A woman carries her child through a field near the collapsed Plaza Towers Elementary School
Click to enlarge — AP Photo/Sue Ogrocki
A huge tornado with winds of up to 200 miles per hour tore through the Oklahoma City suburb of Moore on Monday, ripping up at least two schools and leaving a wake of tangled wreckage as a dangerous storm system threatened as many as 10 U.S. states.
Television video showed tracts of homes destroyed, cars tossed about and piled atop one another, and at least one building on fire. Rescue workers were pulling third-graders from a severely damaged elementary school in Moore, a KFOR television reporter said from the scene, and aerial video showed first responders sifting through the rubble left behind…
The National Weather Service assigned the twister a preliminary ranking of EF4 on the Enhanced Fujita Scale, meaning the second most powerful category of tornado with winds up to 200 mph.
The massive twister struck at the height of tornado season, and more were forecast. On Sunday, tornadoes killed two people and injured 39 in Oklahoma.
The number of deaths continues to climb. I had to stop watching the TV reporting. Firemen at the elementary school say their work is now “search and recovery” – no longer search and rescue.
Witnesses said Monday’s tornado appeared more fierce than the giant twister that was among the dozens that tore up the region on May 3, 1999, killing more than 40 people and destroying thousands of homes. That tornado ranked as an EF5, meaning it had winds over 200 mph…
The 1999 event ranks as the third-costliest tornado in U.S. history, having caused more than $1 billion in damage at the time, or more than $1.3 billion in today’s dollars. Only the devastating Joplin and Tuscaloosa tornadoes in 2011 were more costly…

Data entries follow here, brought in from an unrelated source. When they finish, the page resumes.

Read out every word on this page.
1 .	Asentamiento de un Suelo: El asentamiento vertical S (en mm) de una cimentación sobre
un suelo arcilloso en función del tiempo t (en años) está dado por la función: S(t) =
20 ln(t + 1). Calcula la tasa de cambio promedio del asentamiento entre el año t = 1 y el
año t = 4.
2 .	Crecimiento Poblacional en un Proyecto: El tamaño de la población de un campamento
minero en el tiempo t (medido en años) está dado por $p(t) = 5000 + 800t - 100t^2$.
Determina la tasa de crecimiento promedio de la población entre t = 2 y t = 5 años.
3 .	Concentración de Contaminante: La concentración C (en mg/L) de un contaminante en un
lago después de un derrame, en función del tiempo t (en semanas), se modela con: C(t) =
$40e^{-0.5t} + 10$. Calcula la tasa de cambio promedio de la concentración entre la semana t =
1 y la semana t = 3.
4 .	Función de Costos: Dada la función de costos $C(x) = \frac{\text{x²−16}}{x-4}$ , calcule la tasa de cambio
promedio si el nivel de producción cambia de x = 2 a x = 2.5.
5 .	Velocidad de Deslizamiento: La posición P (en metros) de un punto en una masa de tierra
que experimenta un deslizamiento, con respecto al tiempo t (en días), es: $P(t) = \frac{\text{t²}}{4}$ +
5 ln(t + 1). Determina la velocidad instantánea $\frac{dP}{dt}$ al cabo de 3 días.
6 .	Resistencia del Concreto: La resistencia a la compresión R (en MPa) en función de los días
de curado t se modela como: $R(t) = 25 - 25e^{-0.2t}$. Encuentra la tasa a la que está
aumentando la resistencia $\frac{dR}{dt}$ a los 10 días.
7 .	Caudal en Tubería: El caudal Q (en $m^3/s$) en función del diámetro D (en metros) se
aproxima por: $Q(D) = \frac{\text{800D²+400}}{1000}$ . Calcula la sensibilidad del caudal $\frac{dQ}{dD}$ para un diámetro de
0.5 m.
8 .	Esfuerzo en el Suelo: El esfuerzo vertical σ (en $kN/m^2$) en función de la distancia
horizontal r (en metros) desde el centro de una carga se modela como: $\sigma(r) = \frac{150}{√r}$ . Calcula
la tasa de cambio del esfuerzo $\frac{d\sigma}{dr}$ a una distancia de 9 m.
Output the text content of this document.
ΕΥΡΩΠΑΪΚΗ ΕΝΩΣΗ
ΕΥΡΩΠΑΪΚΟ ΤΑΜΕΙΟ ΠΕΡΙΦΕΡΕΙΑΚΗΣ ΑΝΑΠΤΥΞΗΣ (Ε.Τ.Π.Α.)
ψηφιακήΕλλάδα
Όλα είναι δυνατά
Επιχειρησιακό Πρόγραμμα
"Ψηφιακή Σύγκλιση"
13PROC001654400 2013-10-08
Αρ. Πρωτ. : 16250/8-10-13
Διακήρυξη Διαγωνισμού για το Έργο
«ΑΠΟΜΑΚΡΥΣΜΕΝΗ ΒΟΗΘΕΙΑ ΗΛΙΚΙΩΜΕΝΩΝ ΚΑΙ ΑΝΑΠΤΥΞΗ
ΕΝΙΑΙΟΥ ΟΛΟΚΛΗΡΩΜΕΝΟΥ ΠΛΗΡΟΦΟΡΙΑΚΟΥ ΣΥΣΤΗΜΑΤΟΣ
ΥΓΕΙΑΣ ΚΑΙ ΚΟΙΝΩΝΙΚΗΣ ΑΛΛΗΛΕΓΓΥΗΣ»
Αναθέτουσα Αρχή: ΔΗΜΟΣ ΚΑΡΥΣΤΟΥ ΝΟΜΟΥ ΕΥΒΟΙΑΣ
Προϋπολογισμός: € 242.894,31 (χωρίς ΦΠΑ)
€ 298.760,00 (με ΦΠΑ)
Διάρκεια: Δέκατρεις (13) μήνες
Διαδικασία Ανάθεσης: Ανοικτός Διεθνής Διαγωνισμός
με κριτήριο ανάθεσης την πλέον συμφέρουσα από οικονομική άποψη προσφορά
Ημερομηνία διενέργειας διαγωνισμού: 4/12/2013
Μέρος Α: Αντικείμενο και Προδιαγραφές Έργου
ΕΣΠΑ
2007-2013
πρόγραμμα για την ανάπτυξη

Estimates at the scene from those who experienced that 1999 tornado say the affected area was 2 or 3 times larger today. Probably 30 square miles of nothing left in one piece.
I’d like to offer a special note aside from the immediacy of this disaster. Americans who retain a traditional open heart to people in trouble always offer a helping hand. The modern exception being the cruel, heartless fools, the rightwingers in the various Tea Party cells around the country – and in Congress. You know who I mean. The kind of lowlifes who fought against providing aid to victims of Hurricane Sandy unless it was “balanced” by cutting Social Security and Medicare.
That despicable attempt was thwarted in Congress – eventually – by joint resistance from Democrats and a few traditional Republicans who haven’t forgotten how to be Americans. I’d like to note that Tom Cole is the Congressional Republican who represents the people of Moore, Oklahoma – and he was one of the few who joined with Democrats to send federal aid to survivors of that terrible superstorm.
They ain’t all sonsabitches in Washington, DC.